2011-12-30 Thread Scott Marlowe
On Fri, Dec 30, 2011 at 6:19 PM, Samuel Gendler
 wrote:
>
>
> On Fri, Dec 30, 2011 at 4:03 PM, Scott Marlowe 
> wrote:
>>
>> On Fri, Dec 30, 2011 at 4:19 PM, Tom Lane  wrote:
>> > Jan Bakuwel  writes:
>> >> Why-o-why have the PostgreSQL developers decided to do it this way...?
>> >
>> > Because starting and cleaning up a subtransaction is an expensive thing.

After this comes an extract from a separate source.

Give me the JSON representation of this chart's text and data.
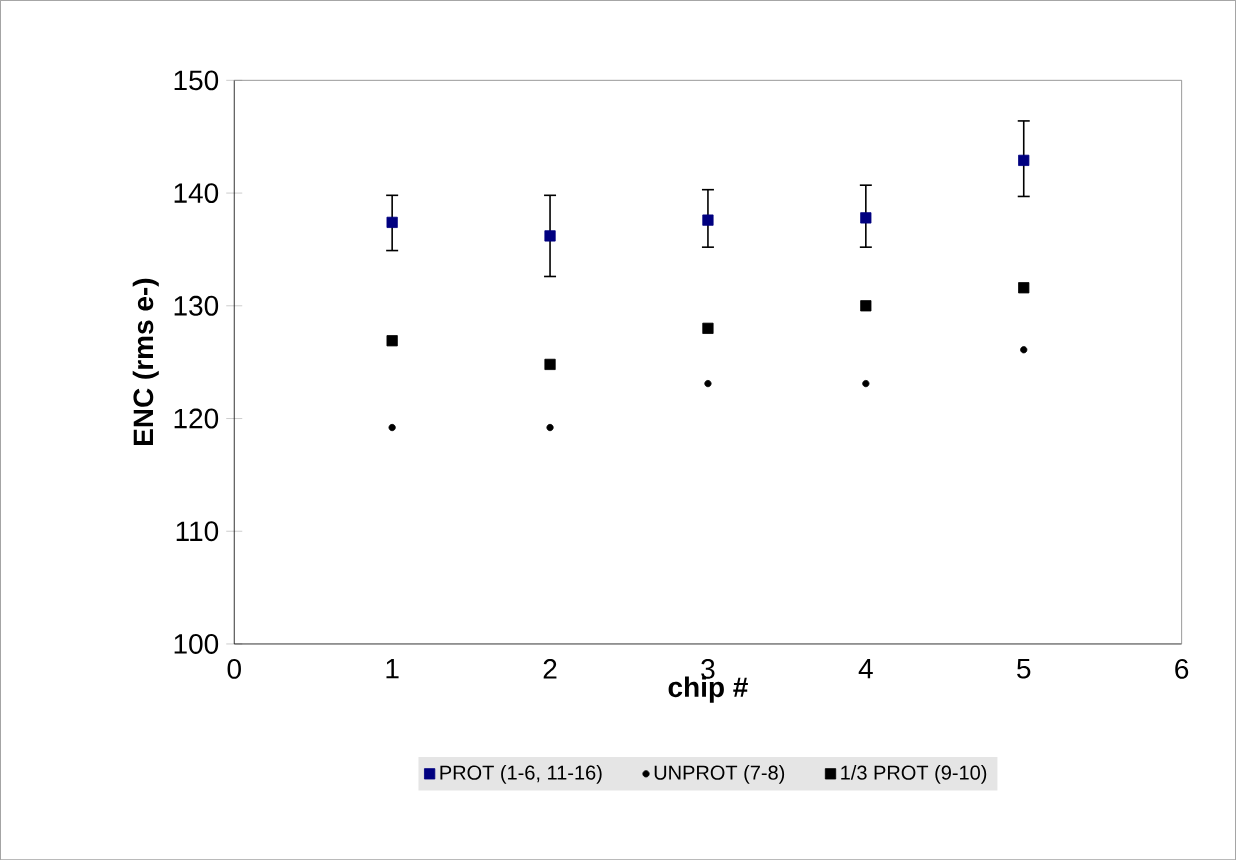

>> > If we had auto-rollback at the statement level, you would be paying that
>> > overhead for every statement in every transaction, whether you need it
>> > or not (since obviously there's no way to forecast in advance whether a
>> > statement will fail).  Making it depend on explicit savepoints allows
>> > the user/application to control whether that overhead is expended or
>> > not.
>> >
>> > If you want to pay that price all the time, there are client-side
>> > frameworks that will do it for you, or you can roll your own easily
>> > enough.  So we do not see it as a big deal that the database server
>> > itself doesn't act that way.
>>
>> Having used PostgreSQL a LOT, I find that being able to throw an
>> entire update at the db and having it fail / be rolled back / CTRL-C
>> out of and fix the problem is actually much less work than the
>> frameworks for other databases.  Once you've chased down bad data in a
>> load file a few times, it's really pretty easy to spot and fix these
>> issues and just run the whole transaction again.  Since PostgreSQL
>> doesn't have a very big penalty for rolling back a whole transaction
>> it's not that bad.  Some dbs, like MySQL with innodb table handler
>> have a 10:1 or greater penalty for rollbacks.  Insert a million rows
>> in innodb then issue a rollback and go get a sandwich.  In PostgreSQL
>> a rollback is generally instantaneous, with the only real cost being
>> bloat in the tables or indexes.
>
>
> More to the point - if a statement is truly independent of all the other
> statements in a transaction, it would seem that the transaction itself is
> poorly defined.  The whole point of a transaction is to define an atomic
> unit of work. If you don't care about atomicity, enable auto commit and just
> catch the constraint violation exception and continue on your merry way.

But the performance penalty for autocommit is huge.  It's still almost
always faster to run a single big transaction and fix errors than to
do single commits when you're doing a large import.